Per indicare le posizioni estremiste di quella che, in gergo giornalistico, viene chiamata ultradestra, si fa generalmente riferimento ad un’interpretazione radicale delle ideologie tipiche della destra classica, come – in questo caso soprattutto – il nazionalismo.

In Austria il partito che più di tutti risponde a tale descrizione è il Freiheitliche Partei Österreichs (FPÖ, in italiano Partito delle Libertà) di Norbert Hofer, che ha stravinto il primo turno delle elezioni presidenziali di domenica scorsa, con una percentuale di preferenze del 35,5 %.

Prima di proseguire, è necessario premettere che l’Austria è una repubblica semipresidenziale, in cui il presidente federale è eletto direttamente dai cittadini con la maggioranza assoluta dei suffragi, per sei anni e un massimo di due mandati.

Il ruolo politico che sino alla settimana scorsa è appartenuto a Heinz Fischer, socialdemocratico di sinistra, pur avendo un valore prevalentemente protocollare, possiede un forte significato rappresentativo dell’unità nazionale, e mai come quest’anno la scelta è dipesa dalle posizioni dei candidati sui principali temi di attualità, tra cui l’immigrazione.

In questo senso, le recenti minacce del ministro della Difesa Doskozil sulla possibile chiusura delle frontiere con l’Italia hanno rappresentato un campanello d’allarme da non sottovalutare, e che oggi assume una nuova accezione.

È il caso di dire infatti che, stando così le cose, i confini austriaci non sono mai stati più serrati, viste le prese di posizioni dell’ultradestra, che tuttavia, va precisato, non è ancora arrivata al potere, poiché – pur con una netta maggioranza – il Partito delle Libertà dovrà sfidare i verdi di Alexander van der Bellen nel ballottaggio del 22 maggio prossimo.

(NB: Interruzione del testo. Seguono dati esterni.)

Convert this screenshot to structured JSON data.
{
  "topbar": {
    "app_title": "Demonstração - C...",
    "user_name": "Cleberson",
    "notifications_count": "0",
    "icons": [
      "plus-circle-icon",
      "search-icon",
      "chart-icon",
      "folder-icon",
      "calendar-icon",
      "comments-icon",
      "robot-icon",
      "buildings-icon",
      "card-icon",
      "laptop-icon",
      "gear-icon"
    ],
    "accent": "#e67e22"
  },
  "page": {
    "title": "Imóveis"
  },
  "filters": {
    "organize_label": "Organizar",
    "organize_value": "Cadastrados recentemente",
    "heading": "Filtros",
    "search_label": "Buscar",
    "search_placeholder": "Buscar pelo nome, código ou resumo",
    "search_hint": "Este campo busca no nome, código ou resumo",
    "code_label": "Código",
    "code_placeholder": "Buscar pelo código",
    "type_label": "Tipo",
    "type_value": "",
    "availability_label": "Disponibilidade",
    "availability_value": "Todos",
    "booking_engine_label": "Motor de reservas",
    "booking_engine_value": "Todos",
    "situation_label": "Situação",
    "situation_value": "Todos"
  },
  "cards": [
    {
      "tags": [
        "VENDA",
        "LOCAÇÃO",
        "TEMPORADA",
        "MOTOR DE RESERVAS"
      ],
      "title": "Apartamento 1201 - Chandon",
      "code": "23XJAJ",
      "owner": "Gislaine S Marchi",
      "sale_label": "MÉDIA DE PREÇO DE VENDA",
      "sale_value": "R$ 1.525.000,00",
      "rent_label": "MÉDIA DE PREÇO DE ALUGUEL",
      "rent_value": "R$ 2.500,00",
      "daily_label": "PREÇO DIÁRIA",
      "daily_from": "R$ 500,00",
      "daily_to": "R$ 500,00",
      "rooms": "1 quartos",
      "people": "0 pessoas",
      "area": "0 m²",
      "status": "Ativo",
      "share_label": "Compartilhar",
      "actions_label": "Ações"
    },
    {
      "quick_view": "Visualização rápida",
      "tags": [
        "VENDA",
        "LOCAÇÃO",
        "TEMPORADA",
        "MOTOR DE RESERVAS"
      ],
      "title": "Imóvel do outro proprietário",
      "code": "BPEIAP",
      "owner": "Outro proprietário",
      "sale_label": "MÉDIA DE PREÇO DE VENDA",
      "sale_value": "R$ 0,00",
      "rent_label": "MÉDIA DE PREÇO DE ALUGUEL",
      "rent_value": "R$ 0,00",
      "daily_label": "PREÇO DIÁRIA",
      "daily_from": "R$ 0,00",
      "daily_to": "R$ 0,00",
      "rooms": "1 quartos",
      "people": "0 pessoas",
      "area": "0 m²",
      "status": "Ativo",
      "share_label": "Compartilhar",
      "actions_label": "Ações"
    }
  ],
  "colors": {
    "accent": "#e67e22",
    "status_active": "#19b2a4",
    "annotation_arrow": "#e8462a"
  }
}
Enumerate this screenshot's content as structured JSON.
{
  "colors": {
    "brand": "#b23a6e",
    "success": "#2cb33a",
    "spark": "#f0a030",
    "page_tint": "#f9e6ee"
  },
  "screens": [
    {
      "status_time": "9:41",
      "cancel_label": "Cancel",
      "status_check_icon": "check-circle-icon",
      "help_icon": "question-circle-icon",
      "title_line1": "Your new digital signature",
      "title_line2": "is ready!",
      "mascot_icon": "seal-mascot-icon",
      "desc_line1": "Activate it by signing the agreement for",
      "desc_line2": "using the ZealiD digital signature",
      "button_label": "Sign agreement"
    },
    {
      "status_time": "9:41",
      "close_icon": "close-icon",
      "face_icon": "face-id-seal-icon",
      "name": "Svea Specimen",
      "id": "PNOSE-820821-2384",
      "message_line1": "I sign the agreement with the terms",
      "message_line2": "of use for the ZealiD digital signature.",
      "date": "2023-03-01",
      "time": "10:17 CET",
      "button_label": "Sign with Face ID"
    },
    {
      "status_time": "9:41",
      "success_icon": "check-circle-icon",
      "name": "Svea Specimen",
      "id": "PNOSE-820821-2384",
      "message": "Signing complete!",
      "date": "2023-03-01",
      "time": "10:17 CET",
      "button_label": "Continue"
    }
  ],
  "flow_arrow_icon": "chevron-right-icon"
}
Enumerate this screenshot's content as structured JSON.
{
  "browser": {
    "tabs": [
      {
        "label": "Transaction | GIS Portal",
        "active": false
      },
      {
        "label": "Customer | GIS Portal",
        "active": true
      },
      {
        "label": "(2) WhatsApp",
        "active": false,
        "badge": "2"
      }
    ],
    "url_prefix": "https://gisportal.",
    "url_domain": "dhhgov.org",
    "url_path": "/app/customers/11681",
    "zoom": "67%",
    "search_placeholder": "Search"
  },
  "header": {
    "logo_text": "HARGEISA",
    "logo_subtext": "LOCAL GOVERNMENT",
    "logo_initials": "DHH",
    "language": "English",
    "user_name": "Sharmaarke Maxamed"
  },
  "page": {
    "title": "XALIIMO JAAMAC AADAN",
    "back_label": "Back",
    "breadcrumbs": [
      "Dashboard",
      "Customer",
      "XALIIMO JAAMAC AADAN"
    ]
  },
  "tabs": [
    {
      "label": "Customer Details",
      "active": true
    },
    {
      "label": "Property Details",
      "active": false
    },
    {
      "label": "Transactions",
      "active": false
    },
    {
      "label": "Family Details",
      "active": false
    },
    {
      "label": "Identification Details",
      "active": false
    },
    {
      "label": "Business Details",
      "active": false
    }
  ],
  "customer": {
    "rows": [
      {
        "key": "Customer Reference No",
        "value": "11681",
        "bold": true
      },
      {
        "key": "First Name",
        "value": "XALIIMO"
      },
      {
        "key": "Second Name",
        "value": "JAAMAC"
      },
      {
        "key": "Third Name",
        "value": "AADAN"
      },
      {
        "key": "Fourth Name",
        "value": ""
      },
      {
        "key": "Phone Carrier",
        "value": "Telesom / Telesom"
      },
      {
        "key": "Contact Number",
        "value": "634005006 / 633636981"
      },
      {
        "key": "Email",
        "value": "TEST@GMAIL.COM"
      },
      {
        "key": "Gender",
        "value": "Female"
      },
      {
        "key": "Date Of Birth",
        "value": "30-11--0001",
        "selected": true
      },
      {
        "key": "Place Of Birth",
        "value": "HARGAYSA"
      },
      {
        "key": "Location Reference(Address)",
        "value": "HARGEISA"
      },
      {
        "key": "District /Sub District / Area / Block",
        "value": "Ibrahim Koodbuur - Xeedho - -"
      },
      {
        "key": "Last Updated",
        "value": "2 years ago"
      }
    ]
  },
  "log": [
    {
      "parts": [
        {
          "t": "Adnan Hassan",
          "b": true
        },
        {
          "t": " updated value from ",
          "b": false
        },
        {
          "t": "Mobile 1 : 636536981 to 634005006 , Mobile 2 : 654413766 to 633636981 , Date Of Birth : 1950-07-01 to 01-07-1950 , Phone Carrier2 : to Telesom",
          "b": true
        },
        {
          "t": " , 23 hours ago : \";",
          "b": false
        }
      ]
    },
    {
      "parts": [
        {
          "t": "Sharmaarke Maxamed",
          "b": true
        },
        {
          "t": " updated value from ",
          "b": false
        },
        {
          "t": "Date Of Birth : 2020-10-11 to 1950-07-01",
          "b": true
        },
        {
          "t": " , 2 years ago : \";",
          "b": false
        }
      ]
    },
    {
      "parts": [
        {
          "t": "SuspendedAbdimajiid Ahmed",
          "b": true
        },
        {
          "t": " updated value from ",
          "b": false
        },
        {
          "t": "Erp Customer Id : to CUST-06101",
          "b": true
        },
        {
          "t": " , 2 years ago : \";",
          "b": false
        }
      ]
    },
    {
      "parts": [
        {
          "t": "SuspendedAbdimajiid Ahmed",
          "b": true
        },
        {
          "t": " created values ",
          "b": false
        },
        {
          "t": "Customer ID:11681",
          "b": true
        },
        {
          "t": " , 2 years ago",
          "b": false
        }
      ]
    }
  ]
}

Di certo c’è che sia i socialdemocratici che i popolari sono rimasti fuori dalla contesa, che gli austriaci si sono espressi, questa volta in maniera piuttosto netta ed inequivocabile, sul futuro politico del Paese, e che quella che fino a ieri poteva essere definita soltanto un’esternazione infelice del ministro della Difesa, adesso può essere considerata come l’espressione di una frangia maggioritaria della popolazione austriaca, come tale non più trascurabile dall’Europa unita.
E dire che l’attuale governo austriaco, retto dal socialista Werner Faymann, aveva già inasprito la politica sull’immigrazione, respingendo energicamente l’idea dell’accoglienza illimitata.

Adesso si attende il secondo turno, tenendo presente che qualora il risultato del fine settimana si dovesse confermare, si avrà, per la prima volta nella storia contemporanea dell’Austria, un presidente non appoggiato da nessuno dei partiti che hanno dominato la scena politica negli ultimi settant’anni.

È possibile osservare – pur non condividendo alcuna posizione dell’ultradestra estremista – che i supremi valori democratici, informatori dell’idea stessa di Europa unita, pretendono oggi il loro tributo, che in altre parole significa che se i popoli degli Stati UE continueranno ad esprimersi in senso così univoco, verrà presto il giorno in cui l’Unione Europea dovrà decidere se applicare determinati principi su scala continentale o permettere che ogni Stato prenda definitivamente la propria strada.